Ce que propose la gauche dite « antilibérale » est donc un changement de la logique globale de fonctionnement et de gestion de toutes les entreprises (2,7 millions actuellement en France, hors le secteur financier et l’agriculture). Aucune ne saurait s’y soustraire. Changer cette logique constitue donc une rupture quasi révolutionnaire avec le mode de développement néo-libéral (lequel n’est d’ailleurs pas, contrairement aux idées ambiantes , exactement « libéral », …) du capitalisme contemporain à l’œuvre partout dans le monde aujourd’hui, dans le « système-monde » comme disait Fernand Braudel. A terme c’est se heurter inévitablement aux structures historiquement fondatrices du capitalisme.

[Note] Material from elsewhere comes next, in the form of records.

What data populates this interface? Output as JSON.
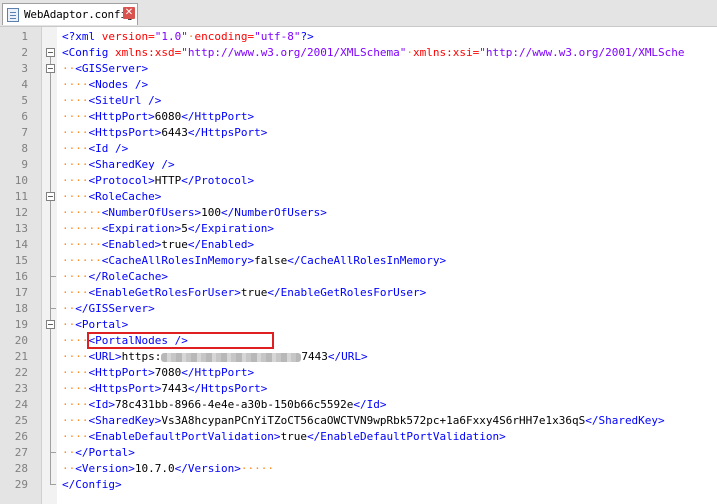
{
  "tab": {
    "label": "WebAdaptor.config",
    "close_icon": "close-icon",
    "close_glyph": "✕"
  },
  "lines": [
    {
      "num": "1",
      "fold": "none",
      "segs": [
        [
          "t",
          "<?xml "
        ],
        [
          "a",
          "version="
        ],
        [
          "v",
          "\"1.0\""
        ],
        [
          "ws",
          "·"
        ],
        [
          "a",
          "encoding="
        ],
        [
          "v",
          "\"utf-8\""
        ],
        [
          "t",
          "?>"
        ]
      ]
    },
    {
      "num": "2",
      "fold": "box",
      "segs": [
        [
          "t",
          "<Config "
        ],
        [
          "a",
          "xmlns:xsd="
        ],
        [
          "v",
          "\"http://www.w3.org/2001/XMLSchema\""
        ],
        [
          "ws",
          "·"
        ],
        [
          "a",
          "xmlns:xsi="
        ],
        [
          "v",
          "\"http://www.w3.org/2001/XMLSche"
        ]
      ]
    },
    {
      "num": "3",
      "fold": "box",
      "segs": [
        [
          "ws",
          "··"
        ],
        [
          "t",
          "<GISServer>"
        ]
      ]
    },
    {
      "num": "4",
      "fold": "line",
      "segs": [
        [
          "ws",
          "····"
        ],
        [
          "t",
          "<Nodes />"
        ]
      ]
    },
    {
      "num": "5",
      "fold": "line",
      "segs": [
        [
          "ws",
          "····"
        ],
        [
          "t",
          "<SiteUrl />"
        ]
      ]
    },
    {
      "num": "6",
      "fold": "line",
      "segs": [
        [
          "ws",
          "····"
        ],
        [
          "t",
          "<HttpPort>"
        ],
        [
          "txt",
          "6080"
        ],
        [
          "t",
          "</HttpPort>"
        ]
      ]
    },
    {
      "num": "7",
      "fold": "line",
      "segs": [
        [
          "ws",
          "····"
        ],
        [
          "t",
          "<HttpsPort>"
        ],
        [
          "txt",
          "6443"
        ],
        [
          "t",
          "</HttpsPort>"
        ]
      ]
    },
    {
      "num": "8",
      "fold": "line",
      "segs": [
        [
          "ws",
          "····"
        ],
        [
          "t",
          "<Id />"
        ]
      ]
    },
    {
      "num": "9",
      "fold": "line",
      "segs": [
        [
          "ws",
          "····"
        ],
        [
          "t",
          "<SharedKey />"
        ]
      ]
    },
    {
      "num": "10",
      "fold": "line",
      "segs": [
        [
          "ws",
          "····"
        ],
        [
          "t",
          "<Protocol>"
        ],
        [
          "txt",
          "HTTP"
        ],
        [
          "t",
          "</Protocol>"
        ]
      ]
    },
    {
      "num": "11",
      "fold": "box",
      "segs": [
        [
          "ws",
          "····"
        ],
        [
          "t",
          "<RoleCache>"
        ]
      ]
    },
    {
      "num": "12",
      "fold": "line",
      "segs": [
        [
          "ws",
          "······"
        ],
        [
          "t",
          "<NumberOfUsers>"
        ],
        [
          "txt",
          "100"
        ],
        [
          "t",
          "</NumberOfUsers>"
        ]
      ]
    },
    {
      "num": "13",
      "fold": "line",
      "segs": [
        [
          "ws",
          "······"
        ],
        [
          "t",
          "<Expiration>"
        ],
        [
          "txt",
          "5"
        ],
        [
          "t",
          "</Expiration>"
        ]
      ]
    },
    {
      "num": "14",
      "fold": "line",
      "segs": [
        [
          "ws",
          "······"
        ],
        [
          "t",
          "<Enabled>"
        ],
        [
          "txt",
          "true"
        ],
        [
          "t",
          "</Enabled>"
        ]
      ]
    },
    {
      "num": "15",
      "fold": "line",
      "segs": [
        [
          "ws",
          "······"
        ],
        [
          "t",
          "<CacheAllRolesInMemory>"
        ],
        [
          "txt",
          "false"
        ],
        [
          "t",
          "</CacheAllRolesInMemory>"
        ]
      ]
    },
    {
      "num": "16",
      "fold": "end",
      "segs": [
        [
          "ws",
          "····"
        ],
        [
          "t",
          "</RoleCache>"
        ]
      ]
    },
    {
      "num": "17",
      "fold": "line",
      "segs": [
        [
          "ws",
          "····"
        ],
        [
          "t",
          "<EnableGetRolesForUser>"
        ],
        [
          "txt",
          "true"
        ],
        [
          "t",
          "</EnableGetRolesForUser>"
        ]
      ]
    },
    {
      "num": "18",
      "fold": "end",
      "segs": [
        [
          "ws",
          "··"
        ],
        [
          "t",
          "</GISServer>"
        ]
      ]
    },
    {
      "num": "19",
      "fold": "box",
      "segs": [
        [
          "ws",
          "··"
        ],
        [
          "t",
          "<Portal>"
        ]
      ]
    },
    {
      "num": "20",
      "fold": "line",
      "segs": [
        [
          "ws",
          "····"
        ],
        [
          "t",
          "<PortalNodes />"
        ]
      ]
    },
    {
      "num": "21",
      "fold": "line",
      "segs": [
        [
          "ws",
          "····"
        ],
        [
          "t",
          "<URL>"
        ],
        [
          "txt",
          "https:"
        ],
        [
          "blur",
          ""
        ],
        [
          "txt",
          "7443"
        ],
        [
          "t",
          "</URL>"
        ]
      ]
    },
    {
      "num": "22",
      "fold": "line",
      "segs": [
        [
          "ws",
          "····"
        ],
        [
          "t",
          "<HttpPort>"
        ],
        [
          "txt",
          "7080"
        ],
        [
          "t",
          "</HttpPort>"
        ]
      ]
    },
    {
      "num": "23",
      "fold": "line",
      "segs": [
        [
          "ws",
          "····"
        ],
        [
          "t",
          "<HttpsPort>"
        ],
        [
          "txt",
          "7443"
        ],
        [
          "t",
          "</HttpsPort>"
        ]
      ]
    },
    {
      "num": "24",
      "fold": "line",
      "segs": [
        [
          "ws",
          "····"
        ],
        [
          "t",
          "<Id>"
        ],
        [
          "txt",
          "78c431bb-8966-4e4e-a30b-150b66c5592e"
        ],
        [
          "t",
          "</Id>"
        ]
      ]
    },
    {
      "num": "25",
      "fold": "line",
      "segs": [
        [
          "ws",
          "····"
        ],
        [
          "t",
          "<SharedKey>"
        ],
        [
          "txt",
          "Vs3A8hcypanPCnYiTZoCT56caOWCTVN9wpRbk572pc+1a6Fxxy4S6rHH7e1x36qS"
        ],
        [
          "t",
          "</SharedKey>"
        ]
      ]
    },
    {
      "num": "26",
      "fold": "line",
      "segs": [
        [
          "ws",
          "····"
        ],
        [
          "t",
          "<EnableDefaultPortValidation>"
        ],
        [
          "txt",
          "true"
        ],
        [
          "t",
          "</EnableDefaultPortValidation>"
        ]
      ]
    },
    {
      "num": "27",
      "fold": "end",
      "segs": [
        [
          "ws",
          "··"
        ],
        [
          "t",
          "</Portal>"
        ]
      ]
    },
    {
      "num": "28",
      "fold": "line",
      "segs": [
        [
          "ws",
          "··"
        ],
        [
          "t",
          "<Version>"
        ],
        [
          "txt",
          "10.7.0"
        ],
        [
          "t",
          "</Version>"
        ],
        [
          "ws",
          "·····"
        ]
      ]
    },
    {
      "num": "29",
      "fold": "end",
      "segs": [
        [
          "t",
          "</Config>"
        ]
      ]
    }
  ],
  "highlight": {
    "line": "20",
    "color": "#e02020"
  },
  "colors": {
    "tag": "#0000ff",
    "attr": "#ff0000",
    "value": "#8000ff",
    "whitespace": "#ff8c1a",
    "text": "#000000"
  }
}
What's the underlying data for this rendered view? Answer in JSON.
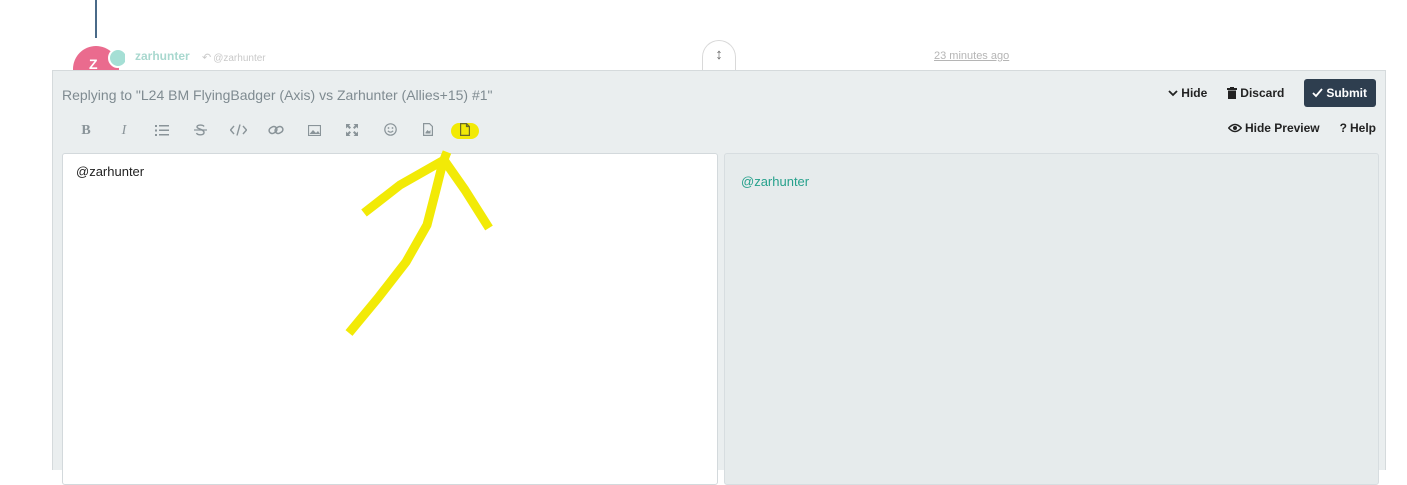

Dès lors, cette rupture a peu de chances de s’imposer en dehors d’une mobilisation sociale d’une ampleur comparable aux levées ouvrière et populaire des années 1936-1948. Sans celles-ci n’auraient pu s’imposer le compromis social - aujourd’hui largement démantelé…- de la Libération et, notamment, l’Etat protecteur, qui furent l’accomplissement de ce mouvement social sans précédent et en permirent en même temps le reflux. Sans l’autre levée sociale, celle des années 1967-1975, ce compromis n’aurait pu être prolongé d’une décennie et l’incapacité de la Gauche à lui redonner sens lors de son retour au pouvoir en 1981, doit être mise en relation avec l’absence de mobilisation du monde du travail. Qu’en sera-t-il demain ?
Il faudrait de toute façon (et c’est l’une des lacunes des Propositions) calculer ou au moins évaluer avec le plus de précision possible la marge de manœuvre disponible, « marginale » si l’on veut, des différentes catégories d’entreprises dans le contexte actuel de la compétition inter-entreprises, puisqu’il s’agit forcément de mettre en cause leur capacité à y figurer. Peut-on concevoir des compensations, des mécanismes d’amortissement pour tempérer ou accompagner le passage de la compétitivité absolue de l’entreprise à une compétitivité encadrée ? On ne peut faire l’impasse sur cette interrogation, d’autant plus qu’une alternative politique aux logiques néo-libérales actuelles suppose la mise en place d’une alliance sociale avec une partie très importante de la masse des « cadres » (techniques, scientifiques et autres) qui assurent le fonctionnement et l’orientation de l’économie en général et des entreprises en particulier. Avec ce monde des cadres, il est impératif de trouver les moyens d’un dialogue productif, sauf à se condamner à une alternative purement protestataire.
2) L’agriculture oubliée
En l’état actuel de la réflexion à gauche rien ou à peu près rien n’est dit dans les Propositions du gisement d’emplois, pas forcément salariés, que peut comporter le passage à une agriculture paysanne, à la fois plus extensive, biologisée et relocalisée. Un tel passage ne pourrait qu’être à la fois substantiel et progressif étant donné que la première activité exportatrice française est aujourd’hui l’agriculture industrielle. C’est un travail de fond qu’il faudrait entreprendre avec des femmes et des hommes de terrain, agriculteurs, salariés commerciaux, ouvriers, syndicalistes, et le faire dans une perspective internationale car un tel passage suppose que soit relocalisées au moins en partie les productions agricoles. Non pas pour revenir au passé mais dans le but d’inventer une agriculture paysanne moderne et de la généraliser avec prudence et réalisme aux pays du Sud. Rappelons qu’il y avait en France près de 6 millions de « paysans » (d’actifs agricoles) en 1946 : il en reste à peine 800 000. C’est aussi à la fois une révision des surfaces (des exploitations comme des parcelles : dans le Pas-de-Calais, le champ de plus de 100 ha n’est nullement une rareté… ) et une réforme agraire « moderne », sociale (propriété, faire-valoir, salariat) et technologique (filières de production) qu’il s’agit de penser.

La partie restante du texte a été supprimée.